Mike Tyson is a very complicated guy whose career is a cautionary tragedy, and his fall a complex interplay of factors.
Mike was effectively abandoned as a child. He was a feral kid, running the streets and trying to survive when Cus D’Amato came into his life, but Cus was not an unalloyed blessing.
Cus only intervened and brought kids in who he thought he would be able to use. He wanted tough kids to mold into fighters. Cud did succeed in getting a young Mike Tyson to believe he might be able to achieve and become a fighter like his hero, Muhammad Ali.
He provided structure, training, and a purpose in life, and had taken Floyd Patterson out of a youth home for delinquents for the same reason, to make him a fighter.
Cus took a hefty percentage as the manager/trainer.

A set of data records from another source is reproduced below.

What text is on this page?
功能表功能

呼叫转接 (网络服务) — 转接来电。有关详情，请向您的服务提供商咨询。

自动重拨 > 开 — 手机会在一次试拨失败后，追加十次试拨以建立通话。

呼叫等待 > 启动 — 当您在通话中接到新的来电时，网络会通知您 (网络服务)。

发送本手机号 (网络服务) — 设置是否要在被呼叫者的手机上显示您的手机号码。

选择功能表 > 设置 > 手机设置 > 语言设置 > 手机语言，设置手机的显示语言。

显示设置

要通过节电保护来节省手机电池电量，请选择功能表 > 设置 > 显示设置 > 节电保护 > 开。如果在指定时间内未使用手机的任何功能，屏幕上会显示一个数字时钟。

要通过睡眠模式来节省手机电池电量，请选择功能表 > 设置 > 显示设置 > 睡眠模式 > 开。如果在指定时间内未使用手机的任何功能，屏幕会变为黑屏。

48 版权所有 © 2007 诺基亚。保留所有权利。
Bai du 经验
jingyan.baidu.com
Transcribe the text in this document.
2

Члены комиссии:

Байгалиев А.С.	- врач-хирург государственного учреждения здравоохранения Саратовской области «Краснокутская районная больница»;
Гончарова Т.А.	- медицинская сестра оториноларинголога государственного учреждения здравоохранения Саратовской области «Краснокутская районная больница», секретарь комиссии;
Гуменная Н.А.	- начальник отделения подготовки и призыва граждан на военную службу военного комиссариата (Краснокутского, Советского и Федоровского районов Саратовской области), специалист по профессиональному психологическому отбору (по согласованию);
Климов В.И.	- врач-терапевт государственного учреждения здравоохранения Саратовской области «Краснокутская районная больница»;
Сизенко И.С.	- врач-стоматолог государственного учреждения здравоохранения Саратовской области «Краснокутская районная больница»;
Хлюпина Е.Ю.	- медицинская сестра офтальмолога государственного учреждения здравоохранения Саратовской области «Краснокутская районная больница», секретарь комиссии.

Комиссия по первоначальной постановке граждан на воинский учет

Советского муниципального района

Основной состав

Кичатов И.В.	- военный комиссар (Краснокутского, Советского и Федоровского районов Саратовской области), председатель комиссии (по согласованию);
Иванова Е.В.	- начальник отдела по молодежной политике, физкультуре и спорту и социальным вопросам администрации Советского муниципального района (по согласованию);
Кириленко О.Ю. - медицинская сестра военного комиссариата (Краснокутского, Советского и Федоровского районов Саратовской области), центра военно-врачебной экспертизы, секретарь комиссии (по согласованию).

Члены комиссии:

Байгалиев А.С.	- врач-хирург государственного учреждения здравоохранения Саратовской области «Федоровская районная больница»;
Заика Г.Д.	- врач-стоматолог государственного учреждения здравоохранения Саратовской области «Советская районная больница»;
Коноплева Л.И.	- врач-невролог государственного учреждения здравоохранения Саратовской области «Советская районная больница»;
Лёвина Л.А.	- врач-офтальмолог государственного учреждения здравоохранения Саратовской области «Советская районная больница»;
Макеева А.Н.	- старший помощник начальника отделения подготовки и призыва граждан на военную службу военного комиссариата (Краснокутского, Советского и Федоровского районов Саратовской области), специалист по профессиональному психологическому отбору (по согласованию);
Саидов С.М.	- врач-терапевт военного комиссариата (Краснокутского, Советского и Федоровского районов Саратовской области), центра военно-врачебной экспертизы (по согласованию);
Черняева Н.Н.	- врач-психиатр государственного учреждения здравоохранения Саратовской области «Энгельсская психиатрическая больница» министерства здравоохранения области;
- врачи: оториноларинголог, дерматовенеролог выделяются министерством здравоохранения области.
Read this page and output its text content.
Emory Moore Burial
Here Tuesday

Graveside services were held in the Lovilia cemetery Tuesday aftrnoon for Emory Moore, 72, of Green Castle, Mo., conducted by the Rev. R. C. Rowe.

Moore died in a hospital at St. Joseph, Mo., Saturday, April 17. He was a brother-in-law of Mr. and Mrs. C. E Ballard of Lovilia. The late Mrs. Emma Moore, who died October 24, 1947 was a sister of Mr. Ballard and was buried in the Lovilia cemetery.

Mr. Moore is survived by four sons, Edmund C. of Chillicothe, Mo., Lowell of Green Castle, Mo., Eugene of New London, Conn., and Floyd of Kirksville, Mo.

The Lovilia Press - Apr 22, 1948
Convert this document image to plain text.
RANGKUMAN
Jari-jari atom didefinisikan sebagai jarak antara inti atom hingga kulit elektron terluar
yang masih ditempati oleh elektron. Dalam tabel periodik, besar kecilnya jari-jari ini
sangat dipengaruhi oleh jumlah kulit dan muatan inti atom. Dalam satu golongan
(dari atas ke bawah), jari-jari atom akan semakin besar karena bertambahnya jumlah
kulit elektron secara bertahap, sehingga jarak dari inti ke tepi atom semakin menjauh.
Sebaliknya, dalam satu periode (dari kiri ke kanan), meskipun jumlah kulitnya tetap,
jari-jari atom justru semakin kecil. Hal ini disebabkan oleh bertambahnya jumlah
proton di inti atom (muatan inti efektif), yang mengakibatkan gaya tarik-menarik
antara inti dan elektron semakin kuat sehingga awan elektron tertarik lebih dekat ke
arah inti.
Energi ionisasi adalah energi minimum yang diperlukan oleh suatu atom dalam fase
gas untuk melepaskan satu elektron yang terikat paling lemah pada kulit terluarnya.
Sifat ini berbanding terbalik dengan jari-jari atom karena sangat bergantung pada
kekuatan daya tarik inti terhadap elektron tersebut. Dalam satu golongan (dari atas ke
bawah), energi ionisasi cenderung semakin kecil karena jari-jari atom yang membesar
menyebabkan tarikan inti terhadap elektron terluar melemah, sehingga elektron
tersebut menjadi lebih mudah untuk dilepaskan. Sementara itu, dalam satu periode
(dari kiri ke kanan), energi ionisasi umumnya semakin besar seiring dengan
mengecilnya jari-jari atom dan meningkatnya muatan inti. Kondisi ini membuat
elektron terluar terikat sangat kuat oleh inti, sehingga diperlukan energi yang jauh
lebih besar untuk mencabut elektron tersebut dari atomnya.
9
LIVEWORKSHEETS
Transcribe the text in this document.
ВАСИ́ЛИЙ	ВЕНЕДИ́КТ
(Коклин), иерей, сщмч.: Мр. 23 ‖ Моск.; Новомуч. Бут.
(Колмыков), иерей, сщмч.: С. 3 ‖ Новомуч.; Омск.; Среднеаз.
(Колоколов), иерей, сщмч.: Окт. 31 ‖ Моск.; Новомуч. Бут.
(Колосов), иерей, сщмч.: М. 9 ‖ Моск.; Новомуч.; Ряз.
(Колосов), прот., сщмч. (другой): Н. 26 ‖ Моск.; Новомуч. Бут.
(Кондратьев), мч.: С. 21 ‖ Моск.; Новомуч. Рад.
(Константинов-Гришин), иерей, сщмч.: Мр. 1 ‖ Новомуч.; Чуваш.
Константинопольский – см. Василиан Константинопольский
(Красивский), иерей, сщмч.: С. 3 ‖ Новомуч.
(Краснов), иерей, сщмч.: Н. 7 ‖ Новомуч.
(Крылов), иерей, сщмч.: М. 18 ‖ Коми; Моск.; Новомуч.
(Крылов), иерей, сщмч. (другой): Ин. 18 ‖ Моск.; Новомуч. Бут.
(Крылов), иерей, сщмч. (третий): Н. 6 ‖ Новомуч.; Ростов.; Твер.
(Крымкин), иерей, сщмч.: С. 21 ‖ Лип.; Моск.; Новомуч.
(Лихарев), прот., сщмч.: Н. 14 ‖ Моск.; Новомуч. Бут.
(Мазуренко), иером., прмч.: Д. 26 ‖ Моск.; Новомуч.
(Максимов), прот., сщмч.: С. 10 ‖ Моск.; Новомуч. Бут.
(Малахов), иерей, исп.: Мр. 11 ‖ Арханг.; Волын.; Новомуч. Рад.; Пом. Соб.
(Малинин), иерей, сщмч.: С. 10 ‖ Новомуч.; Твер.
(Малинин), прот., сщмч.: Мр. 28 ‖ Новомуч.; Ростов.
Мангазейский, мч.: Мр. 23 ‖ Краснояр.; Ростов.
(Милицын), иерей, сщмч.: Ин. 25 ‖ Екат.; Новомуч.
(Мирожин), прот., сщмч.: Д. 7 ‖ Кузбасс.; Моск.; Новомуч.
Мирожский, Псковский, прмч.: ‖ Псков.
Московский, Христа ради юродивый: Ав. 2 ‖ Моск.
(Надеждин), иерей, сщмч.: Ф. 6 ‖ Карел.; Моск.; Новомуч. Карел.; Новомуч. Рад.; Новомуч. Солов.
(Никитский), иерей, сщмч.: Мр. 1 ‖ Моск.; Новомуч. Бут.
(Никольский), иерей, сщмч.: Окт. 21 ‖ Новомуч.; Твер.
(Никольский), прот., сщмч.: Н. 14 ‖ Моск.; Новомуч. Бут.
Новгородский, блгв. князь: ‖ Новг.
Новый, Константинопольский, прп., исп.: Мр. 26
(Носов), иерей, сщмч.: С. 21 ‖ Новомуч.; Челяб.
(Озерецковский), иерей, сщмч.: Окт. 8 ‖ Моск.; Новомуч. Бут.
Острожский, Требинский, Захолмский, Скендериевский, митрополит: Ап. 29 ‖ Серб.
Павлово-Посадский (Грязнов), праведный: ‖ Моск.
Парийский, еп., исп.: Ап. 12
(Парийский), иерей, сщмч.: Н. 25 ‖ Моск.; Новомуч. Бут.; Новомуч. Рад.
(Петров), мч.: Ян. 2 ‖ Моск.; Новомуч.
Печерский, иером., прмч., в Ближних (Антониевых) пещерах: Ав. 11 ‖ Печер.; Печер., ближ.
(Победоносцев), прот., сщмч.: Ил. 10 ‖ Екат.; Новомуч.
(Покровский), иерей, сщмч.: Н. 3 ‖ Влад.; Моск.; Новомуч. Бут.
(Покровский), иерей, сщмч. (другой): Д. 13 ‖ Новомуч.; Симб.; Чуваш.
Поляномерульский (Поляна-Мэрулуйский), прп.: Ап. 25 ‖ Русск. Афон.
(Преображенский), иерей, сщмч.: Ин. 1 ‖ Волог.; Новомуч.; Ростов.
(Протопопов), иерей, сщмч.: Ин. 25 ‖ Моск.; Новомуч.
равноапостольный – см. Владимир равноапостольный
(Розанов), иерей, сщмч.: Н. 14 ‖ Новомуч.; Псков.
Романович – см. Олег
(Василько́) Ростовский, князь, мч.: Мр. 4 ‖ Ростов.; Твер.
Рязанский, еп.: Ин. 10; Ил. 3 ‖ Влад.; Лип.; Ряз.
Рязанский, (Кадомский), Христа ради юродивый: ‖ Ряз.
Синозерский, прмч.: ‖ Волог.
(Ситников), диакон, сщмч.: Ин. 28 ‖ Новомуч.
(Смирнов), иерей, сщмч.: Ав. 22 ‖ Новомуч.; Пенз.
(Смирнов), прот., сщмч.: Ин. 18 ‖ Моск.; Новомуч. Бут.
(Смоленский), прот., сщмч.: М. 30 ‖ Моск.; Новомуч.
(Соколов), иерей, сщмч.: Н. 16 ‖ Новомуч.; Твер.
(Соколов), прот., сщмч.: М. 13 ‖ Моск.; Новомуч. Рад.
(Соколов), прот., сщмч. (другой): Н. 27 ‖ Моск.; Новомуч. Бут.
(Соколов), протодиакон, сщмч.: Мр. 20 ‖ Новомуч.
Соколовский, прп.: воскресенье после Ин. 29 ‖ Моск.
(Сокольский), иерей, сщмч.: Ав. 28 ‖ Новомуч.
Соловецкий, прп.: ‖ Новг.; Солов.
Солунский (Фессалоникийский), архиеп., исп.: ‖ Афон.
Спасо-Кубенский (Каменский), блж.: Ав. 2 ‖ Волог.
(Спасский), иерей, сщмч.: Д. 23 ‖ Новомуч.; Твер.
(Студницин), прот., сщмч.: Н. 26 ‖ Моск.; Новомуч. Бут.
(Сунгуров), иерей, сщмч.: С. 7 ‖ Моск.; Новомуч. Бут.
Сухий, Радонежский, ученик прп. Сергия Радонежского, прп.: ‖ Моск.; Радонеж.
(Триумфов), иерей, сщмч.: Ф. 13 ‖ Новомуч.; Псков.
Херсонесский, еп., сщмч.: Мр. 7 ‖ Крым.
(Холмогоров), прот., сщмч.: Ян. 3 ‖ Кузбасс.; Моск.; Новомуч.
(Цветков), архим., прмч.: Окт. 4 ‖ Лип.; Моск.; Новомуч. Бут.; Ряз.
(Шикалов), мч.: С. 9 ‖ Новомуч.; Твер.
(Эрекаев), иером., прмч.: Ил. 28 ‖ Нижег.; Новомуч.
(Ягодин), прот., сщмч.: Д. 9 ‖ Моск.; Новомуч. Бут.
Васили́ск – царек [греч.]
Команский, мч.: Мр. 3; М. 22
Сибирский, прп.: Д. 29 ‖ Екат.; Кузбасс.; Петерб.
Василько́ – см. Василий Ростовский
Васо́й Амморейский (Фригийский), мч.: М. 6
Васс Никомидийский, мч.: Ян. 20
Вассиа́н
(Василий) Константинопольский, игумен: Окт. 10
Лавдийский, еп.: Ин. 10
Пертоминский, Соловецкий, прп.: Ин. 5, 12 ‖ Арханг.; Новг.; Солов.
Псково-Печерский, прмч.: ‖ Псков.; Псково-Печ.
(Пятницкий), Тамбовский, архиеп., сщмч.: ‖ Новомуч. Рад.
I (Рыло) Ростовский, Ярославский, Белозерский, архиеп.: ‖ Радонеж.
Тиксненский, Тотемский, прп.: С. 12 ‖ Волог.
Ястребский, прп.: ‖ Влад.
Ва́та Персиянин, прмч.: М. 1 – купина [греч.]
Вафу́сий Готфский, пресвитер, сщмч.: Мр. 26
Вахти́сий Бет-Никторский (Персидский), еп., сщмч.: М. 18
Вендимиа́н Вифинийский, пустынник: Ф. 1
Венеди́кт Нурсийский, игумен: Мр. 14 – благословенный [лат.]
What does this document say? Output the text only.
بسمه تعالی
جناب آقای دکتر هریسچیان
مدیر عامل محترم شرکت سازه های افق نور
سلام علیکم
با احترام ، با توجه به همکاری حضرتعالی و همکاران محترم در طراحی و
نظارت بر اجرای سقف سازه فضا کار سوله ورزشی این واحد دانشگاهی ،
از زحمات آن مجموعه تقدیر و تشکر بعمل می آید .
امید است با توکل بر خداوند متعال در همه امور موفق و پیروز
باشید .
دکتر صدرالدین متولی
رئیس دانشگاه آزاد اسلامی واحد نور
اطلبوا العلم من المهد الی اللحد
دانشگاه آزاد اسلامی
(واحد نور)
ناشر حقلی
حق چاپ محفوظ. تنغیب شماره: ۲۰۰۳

Mike had never had anyone care about him for himself, and Cus did not either.
Mike, as a prime fighter, was a beast. He had weaknesses, all fighters do, but his natural speed and strength, coupled with good discipline and training, made him one of the most dominant champions ever during his prime, short as it was.
Mike’s decline came from four sources:
1. Background and Upbringing
His background and upbringing left him vulnerable to manipulative people.
After Cus died, and Don King had arrived on the scene, the fox was in the henhouse. Add in Robin Givens and her mother, and Mike had more manipulators than Hersey has chocolate.
The result was a Mike under constant pressure, with Kevin Rooney driven out.
2. Press Clipping
Mike began to believe his press clippings. Every fighter that set foot in the ring with him during his prime was terrified, and Mike began to think that all fighters would be terrified of him.
Further, as the papers began to say he was unbeatable, he began to believe he was unbeatable.
3. The hard-working kid
The hard-working kid who watched film regularly when he was not in the gym training, was gone.
The new Mike thought he didn’t have to train, that he could party and train in a training camp. He went from the gym and film room every day, to the nightclubs every night.
There were approaching two fighters who met the criteria for matching Mike: a brutally brave and tough swarmer with power, Holyfield, and a master boxer with size, speed, reach, and excellent fundamentals, Lennox Lewis.
Could prime Mike have beaten them? We will never know because prime Mike was long gone.
To maintain the style, which made Mike great, combination punching in volume, and bob and weaves defense, gym time, and top shape were a must. Mike went from a mini cyclone to a single cannon. His championship-style was a memory.
Mike’s natural speed and strength remained, but time was passing, and it takes a tiny bit every day. He was not as strong at 25 as he was at 20, nor as fast.
The difference might be small, but it was there. Constant work in the gym, the right diet, rest, all can delay a decline, but Mike had gotten to the point he did none of them.
Enter Buster Douglas, who fought the best fight of his life on a night Mike had not trained for. A prime Mike Tyson would have stopped Buster in the first round.
Then prison for three years, and more time lost. Muhammad Ali and Joe Louis were not the only fighters to see a decline from a three-plus-year exile, Tyson did as well. So it was a complex combination of factors, not a simple “he partied too much” or “bad girls took him down,” or “Don King did it,” as some folks claim.
Life set Mike up to fail, and he was unable to overcome it back then – he seems to be doing much better today.
Mike’s talent was based on shaky foundations. His mental instability and immaturity, his reliance on technique, his ambivalence to the sport, combined with the challenges presented by his own style, meant he couldn’t keep it going for long enough to fulfill his early potential.
Despite this, he had a fantastic run for a few years, with one of the most dominating reigns in heavyweight history.
He may have fallen short of some people’s expectations, but it was impressive while it lasted.